10 anni di Inception. E quella trottola ancora gira…
18/07/2020“The Dream is Real”, recita il payoff del poster originale di Inception. Dentro quel sogno vaghiamo ancora oggi, 10 anni dopo l’uscita (americana) del film, chiedendoci una sola e per nulla semplice domanda: quella trottola cadrà?
Christopher Nolan è sempre stato un abile architetto di storie profonde e complicate, stratificate ed enigmatiche. Inception, che unisce fantascienza e spionaggio, noir e dramma, Freud e Fleming, è forse il film che meglio incarna il suo concetto di cinema cervellotico di cui aveva fatto le prove con Memento, esordio a dir poco invidiabile per qualsiasi regista.
Inception: la storia in poche righe
Nel 2010 gli hacker informatici sono ormai diventata roba vecchia per Nolan, che guarda a un futuro in cui i dati vengono rubati direttamente dalla mente umana. La storia di Inception racconta infatti di Dom Cobb (Leonardo DiCaprio), una spia specializzata in “estrazioni”, vale a dire incursioni all’interno del subconscio altrui per carpirne i segreti più profondi che interessano a chi li paga bene.
Il nuovo incarico, però, è una sfida inedita e all’apparenza impossibile: anziché rubare il contenuto della mente di un altro, Cobb deve realizzare un innesto, ossia inserire un’idea nella mente del bersaglio affinché la consideri come propria.
Quindi, forma una squadra come nel più classico degli heist movie – i film a tema rapina, solo che in questo caso i principi della rapina corrono al contrario – e riunisce i seguenti ruoli: l’estrattore, il manovratore, l’architetto, il falsario, il chimico e il turista. Una volta entrati nella mente della vittima, comincia un trip fatto di ricordi, pare mentali, drammi emotivi, assenza di gravità, calci per risvegliarsi (come quando si ha la sensazione di cadere mentre si dorme) e un inesorabile limbo di fantasmi e incertezza.
Chiaro no?
L’eredità di Inception
Il mistero ha circondato il film sin dai primi step, come da tradizione nolaniana che per evitare la diffusione di spoiler tratta le sue produzioni come documenti classificati che manco gli X-files. Un atteggiamento conseguenza di un “trauma” patito da giovane quando, stagista in una casa di distribuzione cinematografica, trovò la sceneggiatura di Pulp Fiction prima che il film di Tarantino uscisse in sala. Da lì, la promessa con se stesso “a me non succederà mai” e i relativi set blindati.
La grandezza di Inception sta comunque nell’essere riuscito a conservare, nel tempo, tutto il suo fascino misterioso, diluito in una struttura su più livelli, ognuno incastrato nell’altro. Un viaggio labirintico nella stessa materia di cui sono fatti i sogni che disegna un universo in cui la linearità si piega letteralmente su se stessa per mutare e diventare altro. Una trasformazione dello spazio estrema e paradossale, che mi ha sempre ricordato l’estetica di un’artista come Escher a dimostrazione di quanti spunti si possano trovare in un’architettura narrativa simile.

Una decade dopo, la visione rinnova interrogativi: cos’abbiamo visto davvero? Dove finiva la realtà e iniziava il sogno? Siamo ancora nel limbo o ne siamo usciti?

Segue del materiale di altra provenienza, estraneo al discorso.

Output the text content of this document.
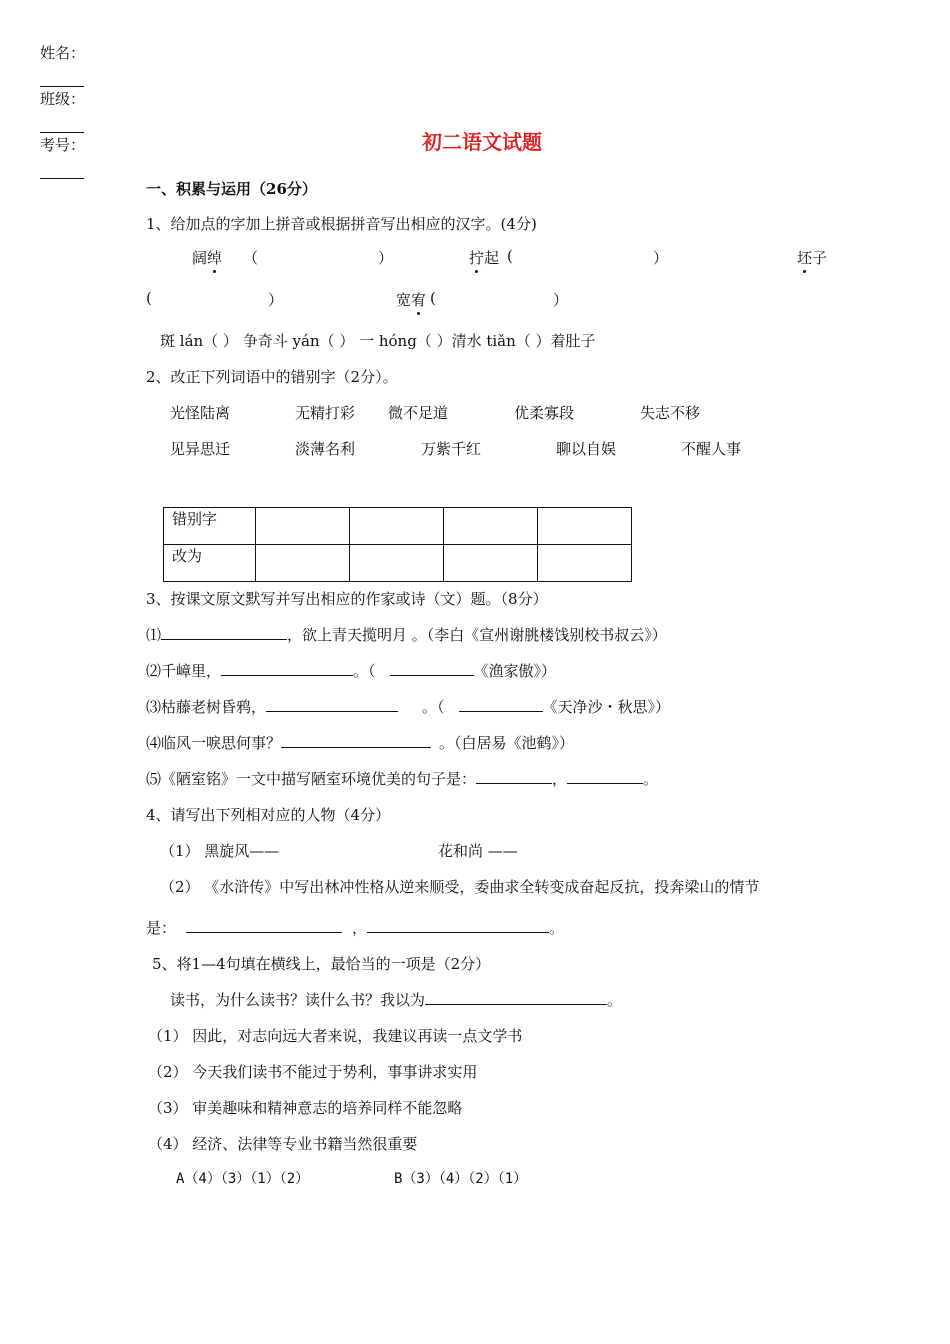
姓名：
班级：
考号：	初二语文试题
一、积累与运用（26分）
1、给加点的字加上拼音或根据拼音写出相应的汉字。(4分)
阔绰 （	）	拧起 (	）	坯子
(	）	宽宥 (	）
斑 lán（ ） 争奇斗 yán（ ） 一 hóng（ ）清水 tiǎn（ ）着肚子
2、改正下列词语中的错别字（2分）。
光怪陆离	无精打彩 微不足道	优柔寡段	失志不移
见异思迁	淡薄名利	万紫千红	聊以自娱	不醒人事
错别字				
改为				
3、按课文原文默写并写出相应的作家或诗（文）题。（8分）
⑴	，欲上青天揽明月 。（李白《宣州谢朓楼饯别校书叔云》）
⑵千嶂里，	。（	《渔家傲》）
⑶枯藤老树昏鸦，	。（	《天净沙・秋思》）
⑷临风一唳思何事？	。（白居易《池鹤》）
⑸《陋室铭》一文中描写陋室环境优美的句子是：	，	。
4、请写出下列相对应的人物（4分）
（1） 黑旋风——	花和尚 ——
（2） 《水浒传》中写出林冲性格从逆来顺受，委曲求全转变成奋起反抗，投奔梁山的情节
是：	，	。
5、将1—4句填在横线上，最恰当的一项是（2分）
读书，为什么读书？读什么书？我以为	。
（1） 因此，对志向远大者来说，我建议再读一点文学书
（2） 今天我们读书不能过于势利，事事讲求实用
（3） 审美趣味和精神意志的培养同样不能忽略
（4） 经济、法律等专业书籍当然很重要
A（4）（3）（1）（2）	B（3）（4）（2）（1）
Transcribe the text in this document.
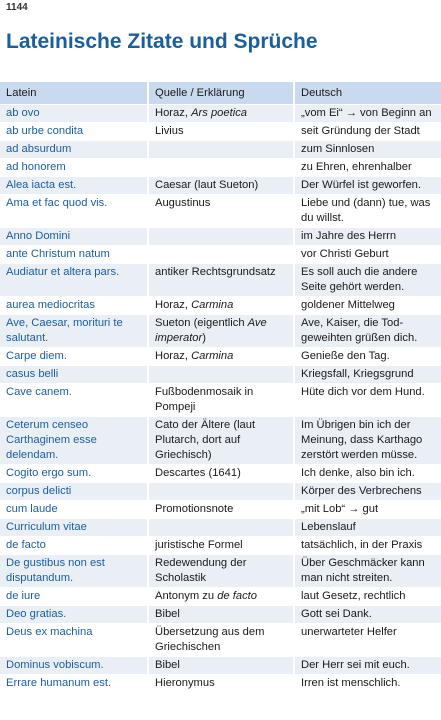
1144
Lateinische Zitate und Sprüche
Latein	Quelle / Erklärung	Deutsch
ab ovo	Horaz, Ars poetica	„vom Ei“ → von Beginn an
ab urbe condita	Livius	seit Gründung der Stadt
ad absurdum		zum Sinnlosen
ad honorem		zu Ehren, ehrenhalber
Alea iacta est.	Caesar (laut Sueton)	Der Würfel ist geworfen.
Ama et fac quod vis.	Augustinus	Liebe und (dann) tue, was du willst.
Anno Domini		im Jahre des Herrn
ante Christum natum		vor Christi Geburt
Audiatur et altera pars.	antiker Rechtsgrundsatz	Es soll auch die andere Seite gehört werden.
aurea mediocritas	Horaz, Carmina	goldener Mittelweg
Ave, Caesar, morituri te salutant.	Sueton (eigentlich Ave imperator)	Ave, Kaiser, die Todgeweihten grüßen dich.
Carpe diem.	Horaz, Carmina	Genieße den Tag.
casus belli		Kriegsfall, Kriegsgrund
Cave canem.	Fußbodenmosaik in Pompeji	Hüte dich vor dem Hund.
Ceterum censeo Carthaginem esse delendam.	Cato der Ältere (laut Plutarch, dort auf Griechisch)	Im Übrigen bin ich der Meinung, dass Karthago zerstört werden müsse.
Cogito ergo sum.	Descartes (1641)	Ich denke, also bin ich.
corpus delicti		Körper des Verbrechens
cum laude	Promotionsnote	„mit Lob“ → gut
Curriculum vitae		Lebenslauf
de facto	juristische Formel	tatsächlich, in der Praxis
De gustibus non est disputandum.	Redewendung der Scholastik	Über Geschmäcker kann man nicht streiten.
de iure	Antonym zu de facto	laut Gesetz, rechtlich
Deo gratias.	Bibel	Gott sei Dank.
Deus ex machina	Übersetzung aus dem Griechischen	unerwarteter Helfer
Dominus vobiscum.	Bibel	Der Herr sei mit euch.
Errare humanum est.	Hieronymus	Irren ist menschlich.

E poi, ovviamente, il gran finale aperto. Un epilogo che Nolan aveva pensato esattamente così e che, col senno di poi, si è rivelato determinante per mantenere viva un’eredità ora destinata a essere raccolta da Tenet, la nuova fatica del regista che in Italia sembra uscirà il 26 agosto – e il sembra è d’obbligo date le tante incognite della situazione cinema al tempo del Coronavirus -.

La possibile continuità tra i due film crea già ora fitte teorie che si allacciano con le ipotesi già formulate dal lungo post-Inception e diciamolo, parte del divertimento sta anche nel descrivere gli scenari più contorti.

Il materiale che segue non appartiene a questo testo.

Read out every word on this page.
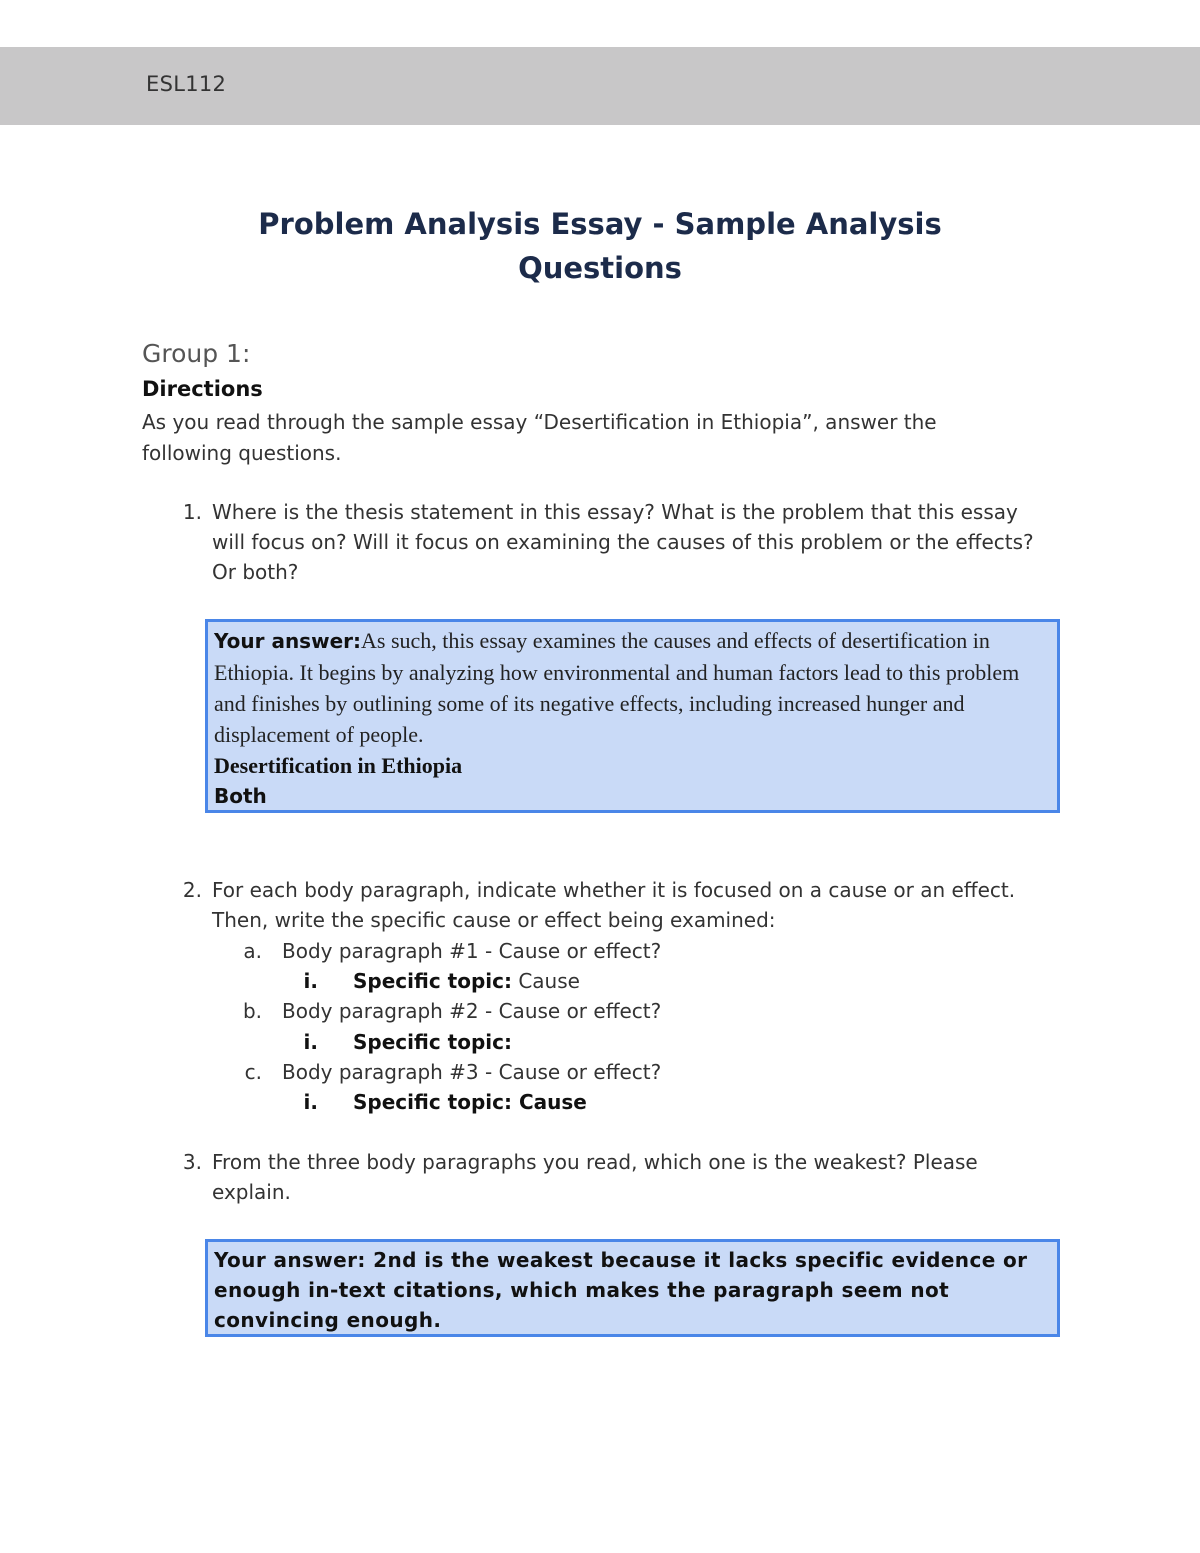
ESL112
Problem Analysis Essay - Sample Analysis
Questions
Group 1:
Directions
As you read through the sample essay “Desertification in Ethiopia”, answer the following questions.
1. Where is the thesis statement in this essay? What is the problem that this essay will focus on? Will it focus on examining the causes of this problem or the effects? Or both?
Your answer:As such, this essay examines the causes and effects of desertification in Ethiopia. It begins by analyzing how environmental and human factors lead to this problem and finishes by outlining some of its negative effects, including increased hunger and displacement of people.
Desertification in Ethiopia
Both
2. For each body paragraph, indicate whether it is focused on a cause or an effect. Then, write the specific cause or effect being examined:
a. Body paragraph #1 - Cause or effect?
i. Specific topic: Cause
b. Body paragraph #2 - Cause or effect?
i. Specific topic:
c. Body paragraph #3 - Cause or effect?
i. Specific topic: Cause
3. From the three body paragraphs you read, which one is the weakest? Please explain.
Your answer: 2nd is the weakest because it lacks specific evidence or enough in-text citations, which makes the paragraph seem not convincing enough.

Ma cosa ci ha lasciato Inception? Tecnicamente non ha la forza spartiacque di altri suoi illustri predecessori, vedi Matrix o Avatar. Per comprenderne il lascito meglio concentrarsi su un altro punto di vista. Perché in fondo poco importa se la trottola di DiCaprio cada o continui a girare. Nolan è riuscito nell’impresa alla base del suo stesso film: ci ha ipnotizzato e ha innestato un’idea nella nostra testa. Un’idea che è cresciuta negli anni, prendendo mille direzioni diverse, a loro volta ramificate in altri percorsi che conducono tutti a un’unica, immensa matrioska. Ha fornito, insomma, al proprio pubblico gli strumenti per essere parte di un processo creativo potenzialmente senza fine.
Come un limbo, appunto, che si alimenta di immaginazione e curiosità. E permette al film di sopravvivere al tempo.